Com a ajuda de histórias reais, neste livro Maria da Glória Ribeiro explica quais os passos fundamentais para ter a carreira profissional que sempre sonhou.

Qualquer semelhança entre os nomes das personagens das histórias contadas no livro e a vida real não é coincidência. No livro “Pessoas com talento [como nós]”, Maria da Glória Ribeiro, detalha os pilares para uma “carreira de sonho”, complementados com histórias de superação e de fracasso, onde os testemunhos reais ganham vida com outros nomes. “Foi sempre baseado numa área comportamental que fosse interessante para os leitores meditarem e para encontrarem, em si próprios, força anímica e coragem para fazer alguma coisa de melhor por si e pelos outros“, conta a autora, em conversa com a Pessoas.

Construir uma marca pessoal, ser “empreendedor” de si próprio, identificar motivações e valores, arriscar, ser persistente ou saber transformar um dom em talento são algumas das estratégias propostas pela autora para alcançar uma carreira de sucesso. Maria da Glória Ribeiro acredita que “a empregabilidade é temporária” e, por isso, apela à necessidade de reinvenção como forma de assegurar um caminho profissional mais frutífero e, acima de tudo, mais autêntico.

 

Autor: Maria da Glória Ribeiro

Editora: Editorial Planeta

Páginas: 152

6 perguntas à autora

A pandemia pode não ser a melhor altura para mudanças radicais, mas que reflexões não podemos deixar de fazer sobre a nossa carreira?

A pandemia veio acelerar o processo de mudança. As tarefas administrativas, repetitivas, burocráticas vão ser substituídas por inteligência artificial, as fábricas gradualmente vão sendo automatizadas. Isto para não falar na revolução da capacidade industrial da impressão 3D. A má notícia é, como tudo o que é feito abruptamente, se calhar vai provocar muito mais sofrimento.

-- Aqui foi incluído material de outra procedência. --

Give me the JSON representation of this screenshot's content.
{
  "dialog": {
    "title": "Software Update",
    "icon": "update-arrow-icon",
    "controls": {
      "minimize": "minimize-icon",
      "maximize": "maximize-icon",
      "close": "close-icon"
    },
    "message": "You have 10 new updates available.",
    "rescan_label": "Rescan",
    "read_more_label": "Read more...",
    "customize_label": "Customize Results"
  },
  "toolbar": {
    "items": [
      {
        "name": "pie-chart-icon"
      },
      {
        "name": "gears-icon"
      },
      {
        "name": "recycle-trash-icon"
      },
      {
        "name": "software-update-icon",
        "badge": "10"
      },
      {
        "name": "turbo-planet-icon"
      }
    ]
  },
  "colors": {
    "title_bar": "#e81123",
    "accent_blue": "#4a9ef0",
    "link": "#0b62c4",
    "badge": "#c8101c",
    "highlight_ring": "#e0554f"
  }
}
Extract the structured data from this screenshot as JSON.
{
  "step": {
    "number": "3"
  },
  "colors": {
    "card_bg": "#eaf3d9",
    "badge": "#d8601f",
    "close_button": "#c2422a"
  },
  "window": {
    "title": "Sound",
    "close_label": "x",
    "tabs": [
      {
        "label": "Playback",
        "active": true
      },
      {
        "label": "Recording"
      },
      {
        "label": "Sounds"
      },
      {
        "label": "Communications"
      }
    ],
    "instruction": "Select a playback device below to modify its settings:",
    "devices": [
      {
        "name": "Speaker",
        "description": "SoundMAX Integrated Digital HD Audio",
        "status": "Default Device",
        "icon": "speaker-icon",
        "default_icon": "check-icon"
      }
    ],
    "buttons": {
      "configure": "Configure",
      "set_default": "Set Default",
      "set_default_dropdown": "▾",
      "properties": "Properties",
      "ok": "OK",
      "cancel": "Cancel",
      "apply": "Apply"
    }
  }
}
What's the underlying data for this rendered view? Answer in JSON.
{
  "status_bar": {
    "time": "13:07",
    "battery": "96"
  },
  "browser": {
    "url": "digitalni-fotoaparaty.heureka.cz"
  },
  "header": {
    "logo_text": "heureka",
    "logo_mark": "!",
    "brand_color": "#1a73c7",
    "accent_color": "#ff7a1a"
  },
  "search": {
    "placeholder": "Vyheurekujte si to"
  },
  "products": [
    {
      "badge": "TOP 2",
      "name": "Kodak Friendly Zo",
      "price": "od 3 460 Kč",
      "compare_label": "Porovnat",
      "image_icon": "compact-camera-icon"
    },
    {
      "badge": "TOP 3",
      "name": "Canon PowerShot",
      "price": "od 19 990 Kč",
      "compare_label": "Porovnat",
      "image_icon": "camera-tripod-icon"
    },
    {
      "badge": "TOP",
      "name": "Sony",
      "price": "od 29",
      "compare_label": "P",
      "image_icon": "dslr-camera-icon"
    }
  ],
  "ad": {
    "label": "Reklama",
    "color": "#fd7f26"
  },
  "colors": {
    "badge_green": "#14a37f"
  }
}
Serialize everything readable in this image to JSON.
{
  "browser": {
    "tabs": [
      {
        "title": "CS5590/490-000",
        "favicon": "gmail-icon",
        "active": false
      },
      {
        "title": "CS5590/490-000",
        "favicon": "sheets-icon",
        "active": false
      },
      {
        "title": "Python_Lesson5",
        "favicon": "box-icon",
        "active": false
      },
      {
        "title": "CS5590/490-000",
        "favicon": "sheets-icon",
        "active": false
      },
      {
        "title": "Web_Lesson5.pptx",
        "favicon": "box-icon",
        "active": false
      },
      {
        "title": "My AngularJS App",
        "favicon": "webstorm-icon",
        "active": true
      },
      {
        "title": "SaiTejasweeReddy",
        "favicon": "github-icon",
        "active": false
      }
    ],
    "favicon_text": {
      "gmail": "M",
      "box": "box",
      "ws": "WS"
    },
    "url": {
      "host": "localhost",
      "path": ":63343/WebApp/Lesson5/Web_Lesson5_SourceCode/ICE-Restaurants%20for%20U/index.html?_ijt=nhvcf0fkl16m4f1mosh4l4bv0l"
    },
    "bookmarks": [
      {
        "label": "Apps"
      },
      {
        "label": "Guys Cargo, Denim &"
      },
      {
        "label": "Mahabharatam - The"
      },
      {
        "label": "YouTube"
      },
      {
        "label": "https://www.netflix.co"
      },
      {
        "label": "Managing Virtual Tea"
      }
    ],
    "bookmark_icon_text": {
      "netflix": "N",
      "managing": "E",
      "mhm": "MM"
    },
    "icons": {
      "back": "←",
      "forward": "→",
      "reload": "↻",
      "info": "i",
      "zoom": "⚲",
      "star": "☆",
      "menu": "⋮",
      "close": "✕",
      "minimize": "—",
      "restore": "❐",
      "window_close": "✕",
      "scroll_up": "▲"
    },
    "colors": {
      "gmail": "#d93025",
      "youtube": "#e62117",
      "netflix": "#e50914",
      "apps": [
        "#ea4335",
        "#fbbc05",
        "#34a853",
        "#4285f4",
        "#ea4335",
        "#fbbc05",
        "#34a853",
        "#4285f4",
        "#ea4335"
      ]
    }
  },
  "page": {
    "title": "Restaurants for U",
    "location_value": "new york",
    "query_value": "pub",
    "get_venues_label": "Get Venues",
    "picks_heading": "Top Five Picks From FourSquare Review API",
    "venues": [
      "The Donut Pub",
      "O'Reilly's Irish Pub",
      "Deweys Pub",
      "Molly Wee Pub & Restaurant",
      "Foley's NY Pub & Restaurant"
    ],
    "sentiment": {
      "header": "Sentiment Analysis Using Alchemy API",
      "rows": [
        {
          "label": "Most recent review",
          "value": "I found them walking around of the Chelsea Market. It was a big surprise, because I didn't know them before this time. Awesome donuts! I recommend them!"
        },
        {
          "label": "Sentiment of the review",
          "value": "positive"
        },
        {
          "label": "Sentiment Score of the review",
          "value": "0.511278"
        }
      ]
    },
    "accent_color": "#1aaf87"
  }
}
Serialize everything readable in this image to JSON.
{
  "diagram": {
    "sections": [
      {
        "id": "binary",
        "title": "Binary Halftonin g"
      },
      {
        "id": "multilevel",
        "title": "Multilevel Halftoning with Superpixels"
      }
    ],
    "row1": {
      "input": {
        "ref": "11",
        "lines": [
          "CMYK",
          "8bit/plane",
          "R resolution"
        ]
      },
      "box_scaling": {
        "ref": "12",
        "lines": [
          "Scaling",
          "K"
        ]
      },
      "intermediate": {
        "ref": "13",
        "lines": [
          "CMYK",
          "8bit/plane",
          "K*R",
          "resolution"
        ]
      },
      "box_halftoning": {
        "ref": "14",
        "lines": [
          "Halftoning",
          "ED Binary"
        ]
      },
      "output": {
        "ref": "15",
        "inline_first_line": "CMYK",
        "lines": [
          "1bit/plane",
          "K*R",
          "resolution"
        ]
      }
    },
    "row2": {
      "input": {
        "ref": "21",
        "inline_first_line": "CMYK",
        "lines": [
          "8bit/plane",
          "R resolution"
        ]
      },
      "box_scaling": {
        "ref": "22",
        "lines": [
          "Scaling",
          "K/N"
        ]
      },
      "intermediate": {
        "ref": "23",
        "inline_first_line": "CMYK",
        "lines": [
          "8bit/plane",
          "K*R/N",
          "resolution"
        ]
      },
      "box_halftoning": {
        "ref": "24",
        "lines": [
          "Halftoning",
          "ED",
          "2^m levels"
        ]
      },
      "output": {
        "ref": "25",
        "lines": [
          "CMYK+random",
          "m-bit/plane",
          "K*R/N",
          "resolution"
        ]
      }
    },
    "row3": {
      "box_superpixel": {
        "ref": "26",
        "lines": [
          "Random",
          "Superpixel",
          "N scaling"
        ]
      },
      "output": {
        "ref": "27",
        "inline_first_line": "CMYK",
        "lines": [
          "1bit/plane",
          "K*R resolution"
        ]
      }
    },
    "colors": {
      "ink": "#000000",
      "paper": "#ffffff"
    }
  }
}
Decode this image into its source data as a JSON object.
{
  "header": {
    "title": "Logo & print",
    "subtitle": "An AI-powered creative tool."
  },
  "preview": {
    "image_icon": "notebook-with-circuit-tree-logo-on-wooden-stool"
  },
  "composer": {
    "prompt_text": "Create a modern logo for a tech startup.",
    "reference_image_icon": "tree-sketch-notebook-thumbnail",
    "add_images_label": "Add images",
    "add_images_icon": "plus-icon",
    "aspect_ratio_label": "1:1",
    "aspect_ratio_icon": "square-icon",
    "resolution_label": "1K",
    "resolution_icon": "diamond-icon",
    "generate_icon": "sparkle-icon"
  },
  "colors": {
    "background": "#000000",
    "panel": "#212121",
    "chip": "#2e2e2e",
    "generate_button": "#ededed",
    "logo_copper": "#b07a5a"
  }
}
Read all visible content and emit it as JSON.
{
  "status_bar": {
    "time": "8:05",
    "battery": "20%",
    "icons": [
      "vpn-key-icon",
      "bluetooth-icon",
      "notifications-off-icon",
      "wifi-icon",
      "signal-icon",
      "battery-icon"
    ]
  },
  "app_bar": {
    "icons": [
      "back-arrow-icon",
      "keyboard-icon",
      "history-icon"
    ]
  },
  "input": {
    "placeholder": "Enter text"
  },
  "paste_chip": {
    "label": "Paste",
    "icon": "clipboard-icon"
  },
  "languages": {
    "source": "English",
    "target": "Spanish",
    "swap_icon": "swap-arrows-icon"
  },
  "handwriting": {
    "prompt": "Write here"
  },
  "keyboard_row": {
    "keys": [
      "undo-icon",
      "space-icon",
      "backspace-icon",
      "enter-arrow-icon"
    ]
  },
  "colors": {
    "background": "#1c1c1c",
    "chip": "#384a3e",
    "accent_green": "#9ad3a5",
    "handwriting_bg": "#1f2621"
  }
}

Que conselho dá às pessoas com este tipo de profissões?

Têm de descobrir qualquer coisa, uma reinvenção qualquer. Estas pessoas têm de ter capacidade de pensar onde é que encontram prazer, sendo úteis para a sociedade, senão não é um payjob. Cada um tem de se reinventar. O futuro será muito diferente e será muito mais empreendedor. Na minha opinião, a empregabilidade vai existir temporariamente. Todos vamos ser interim managers.

No livro, destaca a inteligência emocional como uma das soft skills do futuro. Com a pandemia, há competências que ganham importância?

O ser-se emocional e empático, resiliente, ter paixão por aquilo que se faz, porque paixão vai ajudar-nos a aguentar os infortúnios, o redescobrirmo-nos com o fracasso, são tantas…

Maria da Glória Ribeiro é especialista em liderança e gestão de talento, head hunter e fundadora da multinacional da empresa de consultora de Amrop.

Num dos capítulos refere-se também ao “tempo”. Como é que o tempo pode ser um aliado no nosso percurso profissional?

Hoje, o tempo é muito tratado com aquela ideia de que as pessoas muito intensas — que não têm tempo de fazer tudo o que gostariam de fazer -, estão erradas. O que tento mostrar nessa história de quatro amigos reais é a de alguém que teve um estilo de vida e que hoje tem todo tempo do mundo, e de outros a quem “falta tempo”. O que é que está certo? Quem é que é mais feliz? Se calhar são os que andam atrás do tempo… Considero um absoluto erro esse cliché de que “faltar tempo” é negativo.

Quais são os maiores obstáculos à auto-realização?

Primeiro, a falta de ativos e de rendimentos pessoais para fazer o investimento necessário, a falta de microempréstimos. E depois os obstáculos burocráticos, a falta de apoio. Tem de haver, através de um corpo de empreendedorismo, um apoio enorme às pessoas na sua capacidade, dando apoio financeiro, e de mudança de carreira e de capacitação pessoal àqueles que precisam de se reinventar e querem, mas não sabem como hão de lá chegar.

Qual deve ser o papel das lideranças nessa busca?

Serem individualizadas na sua ação, verem cada talento que têm consigo, cada pessoa que está na organização e o melhor que aquela pessoa pode dar, deixando a rigidez dos perfis pré-montados. Se aquilo que faz no seu dia-a-dia é uma rotina constante, tente reinventar-se naquela organização ou noutra, porque se for uma rotina, o lugar, mais cedo ou mais tarde, vai acabar.